Department of Endocrinology, Austin Health, Heidelberg, Vic., Australia.
Department of Medicine, Austin Health, Heidelberg, Vic., Australia.
Diabet Med. 2021 May;38(5):e14528. doi: 10.1111/dme.14528. Epub 2021 Mar 6.
Continuous glucose monitoring (CGM) is becoming widely accepted as an adjunct to diabetes management. Compared to standard care, CGM can provide detailed information about glycaemic variability in an internationally standardised ambulatory glucose profile, enabling more informed user and clinician decision making. We aimed to review the evidence, user experience and cost-effectiveness of CGM.
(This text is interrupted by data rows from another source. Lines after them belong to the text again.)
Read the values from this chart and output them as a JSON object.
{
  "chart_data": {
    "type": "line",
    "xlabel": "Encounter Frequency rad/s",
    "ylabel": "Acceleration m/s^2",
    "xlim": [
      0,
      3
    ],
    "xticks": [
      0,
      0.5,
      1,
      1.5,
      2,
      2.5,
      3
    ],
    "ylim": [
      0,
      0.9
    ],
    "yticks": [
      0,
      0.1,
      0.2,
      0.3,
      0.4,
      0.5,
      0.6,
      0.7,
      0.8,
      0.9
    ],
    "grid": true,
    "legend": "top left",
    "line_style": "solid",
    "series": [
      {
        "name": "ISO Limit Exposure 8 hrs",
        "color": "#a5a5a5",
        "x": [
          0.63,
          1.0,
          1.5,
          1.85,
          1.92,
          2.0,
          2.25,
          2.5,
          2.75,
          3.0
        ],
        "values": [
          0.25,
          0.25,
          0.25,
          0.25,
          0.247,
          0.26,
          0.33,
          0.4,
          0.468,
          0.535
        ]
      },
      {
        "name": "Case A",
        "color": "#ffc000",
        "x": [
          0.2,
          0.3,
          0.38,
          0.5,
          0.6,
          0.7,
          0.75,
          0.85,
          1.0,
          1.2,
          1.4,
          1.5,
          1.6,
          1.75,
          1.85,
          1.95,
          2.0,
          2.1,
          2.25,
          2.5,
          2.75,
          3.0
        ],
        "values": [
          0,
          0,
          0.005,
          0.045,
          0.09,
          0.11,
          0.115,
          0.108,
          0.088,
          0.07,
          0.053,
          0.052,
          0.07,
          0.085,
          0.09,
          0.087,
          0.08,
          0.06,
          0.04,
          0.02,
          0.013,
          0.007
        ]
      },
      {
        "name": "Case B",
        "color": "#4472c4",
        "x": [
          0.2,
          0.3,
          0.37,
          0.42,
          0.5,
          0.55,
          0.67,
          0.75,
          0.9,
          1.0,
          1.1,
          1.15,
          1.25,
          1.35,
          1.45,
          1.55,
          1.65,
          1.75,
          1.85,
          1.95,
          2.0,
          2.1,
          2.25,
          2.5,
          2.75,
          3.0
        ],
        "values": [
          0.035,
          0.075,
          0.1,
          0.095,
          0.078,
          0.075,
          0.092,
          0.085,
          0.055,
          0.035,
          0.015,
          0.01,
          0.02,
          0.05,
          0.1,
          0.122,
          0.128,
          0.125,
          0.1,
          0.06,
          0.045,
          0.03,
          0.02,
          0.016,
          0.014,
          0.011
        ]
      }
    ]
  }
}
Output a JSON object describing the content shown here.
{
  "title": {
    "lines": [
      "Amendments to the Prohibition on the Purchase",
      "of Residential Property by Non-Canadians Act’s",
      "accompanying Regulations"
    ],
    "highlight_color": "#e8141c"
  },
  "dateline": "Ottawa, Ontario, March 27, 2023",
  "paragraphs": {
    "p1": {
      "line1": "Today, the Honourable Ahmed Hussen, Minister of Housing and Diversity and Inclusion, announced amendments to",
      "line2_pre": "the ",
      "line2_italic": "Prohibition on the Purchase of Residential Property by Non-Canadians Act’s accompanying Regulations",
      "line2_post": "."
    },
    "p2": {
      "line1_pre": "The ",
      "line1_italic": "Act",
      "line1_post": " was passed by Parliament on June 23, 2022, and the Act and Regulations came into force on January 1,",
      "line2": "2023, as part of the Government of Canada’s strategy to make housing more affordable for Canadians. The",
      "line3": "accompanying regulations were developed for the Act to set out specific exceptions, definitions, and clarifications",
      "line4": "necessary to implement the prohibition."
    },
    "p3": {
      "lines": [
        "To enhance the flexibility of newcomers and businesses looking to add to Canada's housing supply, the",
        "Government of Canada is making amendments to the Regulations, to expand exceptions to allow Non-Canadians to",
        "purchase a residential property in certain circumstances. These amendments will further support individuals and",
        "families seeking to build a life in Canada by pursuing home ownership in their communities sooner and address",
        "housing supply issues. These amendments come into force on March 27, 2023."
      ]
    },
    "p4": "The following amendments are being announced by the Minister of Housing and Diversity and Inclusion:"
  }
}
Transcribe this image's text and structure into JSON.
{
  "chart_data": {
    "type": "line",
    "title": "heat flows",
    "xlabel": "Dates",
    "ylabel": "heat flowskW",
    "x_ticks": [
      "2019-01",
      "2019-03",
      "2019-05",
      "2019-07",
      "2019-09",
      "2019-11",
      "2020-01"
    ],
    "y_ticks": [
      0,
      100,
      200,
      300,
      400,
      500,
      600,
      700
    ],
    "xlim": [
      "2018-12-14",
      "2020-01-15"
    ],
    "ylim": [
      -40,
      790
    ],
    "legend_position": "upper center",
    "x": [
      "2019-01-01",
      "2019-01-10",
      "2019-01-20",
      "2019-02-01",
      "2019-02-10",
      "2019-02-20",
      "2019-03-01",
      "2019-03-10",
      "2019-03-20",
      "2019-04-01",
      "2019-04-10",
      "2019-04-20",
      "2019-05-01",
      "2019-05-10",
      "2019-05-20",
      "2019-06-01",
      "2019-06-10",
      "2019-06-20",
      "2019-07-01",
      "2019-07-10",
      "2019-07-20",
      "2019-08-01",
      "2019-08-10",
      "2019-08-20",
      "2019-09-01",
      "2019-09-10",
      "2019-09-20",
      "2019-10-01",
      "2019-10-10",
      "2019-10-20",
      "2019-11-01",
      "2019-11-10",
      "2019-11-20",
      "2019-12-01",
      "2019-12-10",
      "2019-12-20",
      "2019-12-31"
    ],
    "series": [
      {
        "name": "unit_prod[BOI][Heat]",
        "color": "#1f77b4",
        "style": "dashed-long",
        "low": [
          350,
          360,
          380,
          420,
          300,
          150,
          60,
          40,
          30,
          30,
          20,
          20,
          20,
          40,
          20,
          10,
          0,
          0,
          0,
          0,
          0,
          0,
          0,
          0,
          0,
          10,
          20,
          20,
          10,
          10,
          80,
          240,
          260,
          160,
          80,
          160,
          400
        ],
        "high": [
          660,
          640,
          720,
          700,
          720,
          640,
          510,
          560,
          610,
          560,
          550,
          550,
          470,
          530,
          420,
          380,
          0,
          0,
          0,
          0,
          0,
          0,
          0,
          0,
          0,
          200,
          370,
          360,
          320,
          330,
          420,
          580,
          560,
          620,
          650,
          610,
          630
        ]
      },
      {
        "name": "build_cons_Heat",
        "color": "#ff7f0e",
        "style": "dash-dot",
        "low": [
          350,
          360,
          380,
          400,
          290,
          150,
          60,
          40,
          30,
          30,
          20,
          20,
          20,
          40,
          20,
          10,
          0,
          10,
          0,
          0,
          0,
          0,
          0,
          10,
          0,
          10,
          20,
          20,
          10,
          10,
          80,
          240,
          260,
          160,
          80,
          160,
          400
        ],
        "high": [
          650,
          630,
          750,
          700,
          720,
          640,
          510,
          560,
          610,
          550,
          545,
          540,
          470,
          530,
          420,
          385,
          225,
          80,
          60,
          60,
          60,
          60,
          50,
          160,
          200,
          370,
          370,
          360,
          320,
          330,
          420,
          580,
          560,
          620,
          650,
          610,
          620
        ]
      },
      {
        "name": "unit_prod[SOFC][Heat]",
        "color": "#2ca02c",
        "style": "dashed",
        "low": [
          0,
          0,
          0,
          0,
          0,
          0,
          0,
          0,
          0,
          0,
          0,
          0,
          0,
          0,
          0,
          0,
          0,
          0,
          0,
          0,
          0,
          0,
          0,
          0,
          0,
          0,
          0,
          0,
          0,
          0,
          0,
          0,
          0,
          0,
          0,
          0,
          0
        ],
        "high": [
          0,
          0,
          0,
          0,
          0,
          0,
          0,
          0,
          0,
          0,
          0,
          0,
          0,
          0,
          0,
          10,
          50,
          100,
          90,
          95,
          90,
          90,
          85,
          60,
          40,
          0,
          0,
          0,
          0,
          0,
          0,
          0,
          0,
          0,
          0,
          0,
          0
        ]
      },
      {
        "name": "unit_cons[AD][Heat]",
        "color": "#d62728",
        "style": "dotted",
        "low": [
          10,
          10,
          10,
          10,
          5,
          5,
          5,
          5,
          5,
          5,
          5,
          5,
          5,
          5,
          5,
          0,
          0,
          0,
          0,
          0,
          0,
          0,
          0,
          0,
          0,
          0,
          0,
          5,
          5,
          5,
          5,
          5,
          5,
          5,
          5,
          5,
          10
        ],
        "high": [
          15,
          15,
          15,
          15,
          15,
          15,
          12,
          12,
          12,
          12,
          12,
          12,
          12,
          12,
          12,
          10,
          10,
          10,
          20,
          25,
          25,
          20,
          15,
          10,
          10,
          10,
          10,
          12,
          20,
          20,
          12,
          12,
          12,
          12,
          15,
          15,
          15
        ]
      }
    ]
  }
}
A literature search was conducted by combining subject headings 'CGM' and 'flash glucose monitoring', with key words 'type 1 diabetes' and 'type 2 diabetes', limited to '1999 to current'. Further evidence was obtained from relevant references of retrieved articles.
There is a strong evidence for CGM use in people with type 1 diabetes, with benefits of reduced glycated haemoglobin and hypoglycaemia, and increased time in range. While the evidence for CGM use in type 2 diabetes is less robust, similar benefits have been demonstrated. CGM can improve diabetes-related satisfaction in people with diabetes (PWD) and parents of children with diabetes, as well as the clinician experience. However, CGM does have limitations including cost, accuracy and perceived inconvenience. Cost-effectiveness analyses have indicated that CGM is a cost-effective adjunct to type 1 diabetes management that is associated with reduced diabetes-related complications and hospitalisation.
Continuous glucose monitoring is revolutionising diabetes management. It is a cost-effective adjunct to diabetes management that has the potential to improve glycaemic outcomes and quality of life in PWD, especially type 1 diabetes.
连续血糖监测(CGM)作为糖尿病管理的辅助手段正日益得到广泛认可。与标准护理相比,CGM 可以提供国际标准化动态血糖图谱中有关血糖变异性的详细信息,从而使用户和临床医生能够做出更明智的决策。我们旨在综述 CGM 的证据、用户体验和成本效益。
通过结合主题词“CGM”和“闪光血糖监测”,并使用关键词“1 型糖尿病”和“2 型糖尿病”,对 1999 年至今的文献进行了检索。还从检索到的文章的相关参考文献中获取了进一步的证据。
CGM 在 1 型糖尿病患者中的应用有充分的证据支持,其可以降低糖化血红蛋白和低血糖的发生率,增加血糖达标时间。虽然 CGM 在 2 型糖尿病中的应用证据较弱,但也已证明其具有相似的益处。CGM 可以提高糖尿病患者(PWD)和糖尿病儿童父母的糖尿病相关满意度以及临床医生的体验。然而,CGM 确实存在一些局限性,包括成本、准确性和感知到的不便。成本效益分析表明,CGM 是 1 型糖尿病管理的一种具有成本效益的辅助手段,与降低糖尿病相关并发症和住院率相关。
连续血糖监测正在彻底改变糖尿病管理。它是一种具有成本效益的糖尿病管理辅助手段,有可能改善 PWD,特别是 1 型糖尿病患者的血糖控制效果和生活质量。